Markie: Certainly no fireworks, but rather effects that add to the dreary atmosphere of our songs. I think about smoke flowing over the stage floor and lightning effects. 

Pietn: We’ve always felt that locations like cathedrals and graveyards fit our songs the best. Which is why our music video for Inferno has been filmed in a cemetery. A group of monks and inverted crosses would also fit the scene very well. As long as it’s dark, evil and unholy. We aren’t Satanists, however, but it would be very awkward if we would play our songs in a joyful flower field during a summer afternoon! 

Pietn: I believe that some extra bells and whistles aren’t out of place during a live performance. There are a lot of bands that just stick to playing their songs without anything else. Don’t get me wrong, they’re doing a great job, but some additional effects can help you create the atmosphere you want to deliver with your music. 
BMS: Personally, I’d suggest you start the show with a group of cultists who summon you on stage. They’ll start off by singing some demonic chants, then smoke and columns of fiery red lights appear on the stage before you guys seemingly crawl out of the ground. It would appear like you guys are coming straight from hell and it would look very cool! And when the show ends, all lights suddenly go out and when they turn back on, you’ve all disappeared. As if you retreated back into the darkness.  
Pietn: Last year we had the idea of having an evil demon queen on stage who could do a couple of acts during the show. We had someone for the job but she declined at the last minute. But the idea has stuck with us and we hope to find someone else for the job. Usually we also offer sacramental bread to the public during the Funeral Procession song, but today we simply played the songs because of the time constraints we had. 
BMS: You’ve got anything else to add before I’ll let you guys return to the maws of hell? 
Mille: I’m glad I’ve just took a leak, it was a great relief.
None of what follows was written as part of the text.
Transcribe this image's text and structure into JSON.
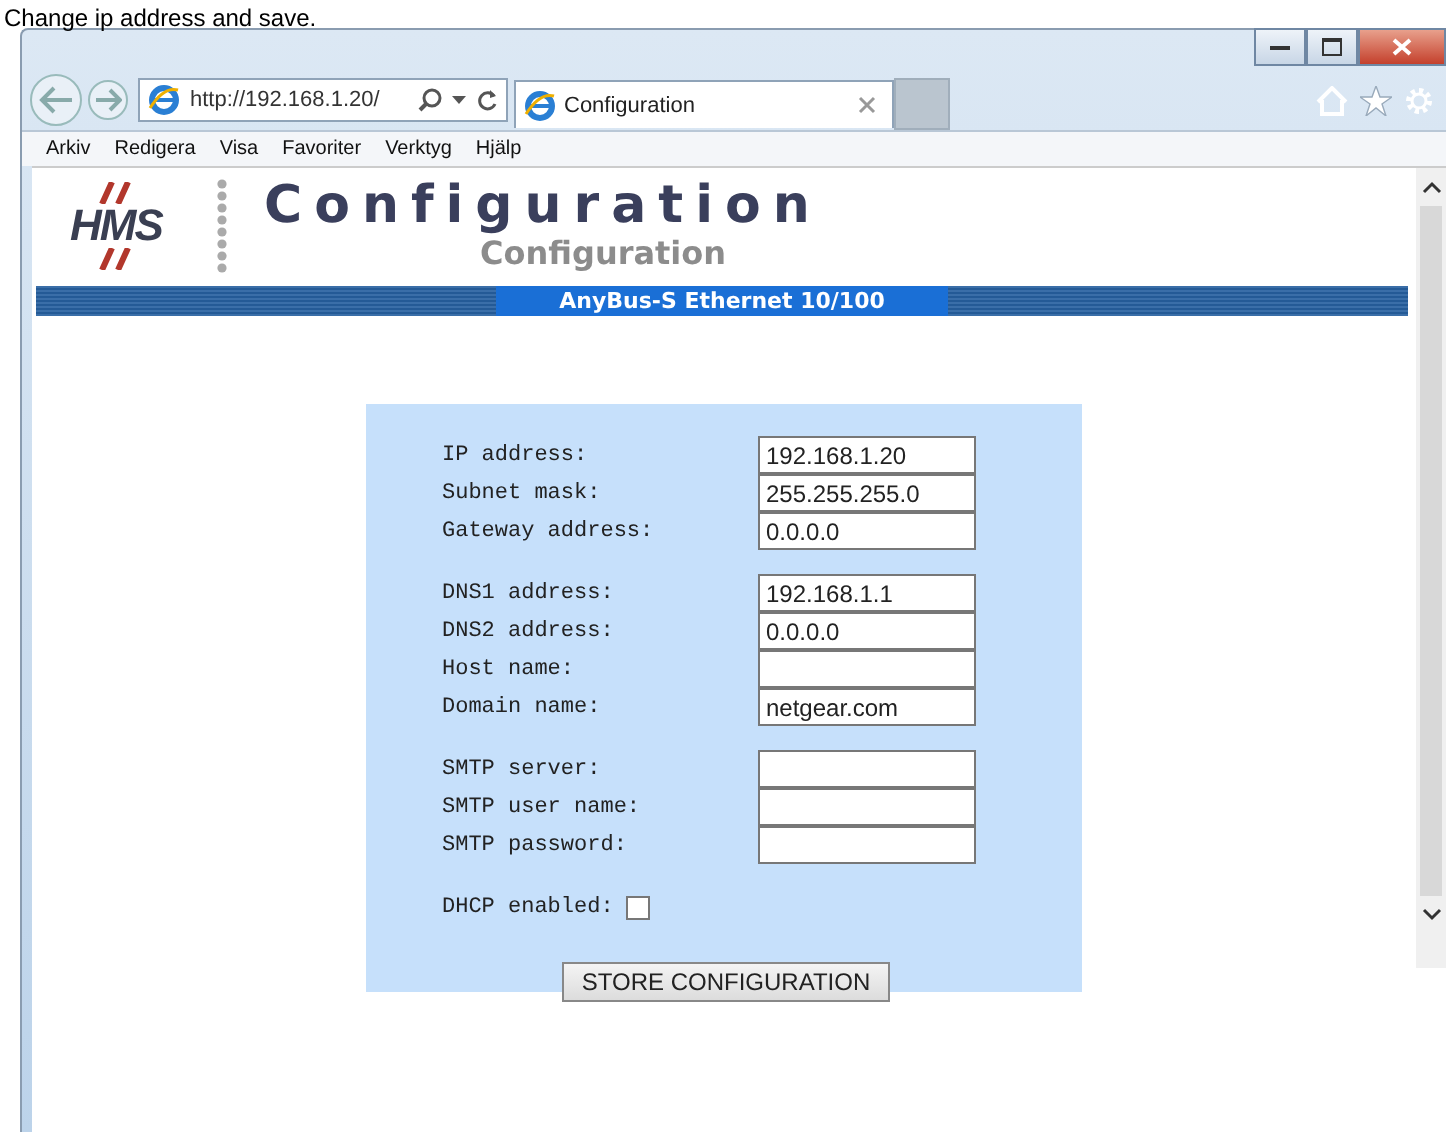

Pietn: We’re very grateful that we’ve played on such a big stage as we did today. And also much respect to Mille and his wife for converting a part of their home into a rehearsal room and their neighbors who constantly have to tolerate the noise we make when we come around! 

Markie: I may be 55 years old but I’m not planning to retire anytime soon! Nobody’s too old to rock and I still have a couple of tricks up my sleeve! 

Markie: Also thank you for your review of 4 Years Of Death. It was well-written and detailed. Keep up the good work! 
BMS: I’m glad to have met you guys, see you soon! In hell!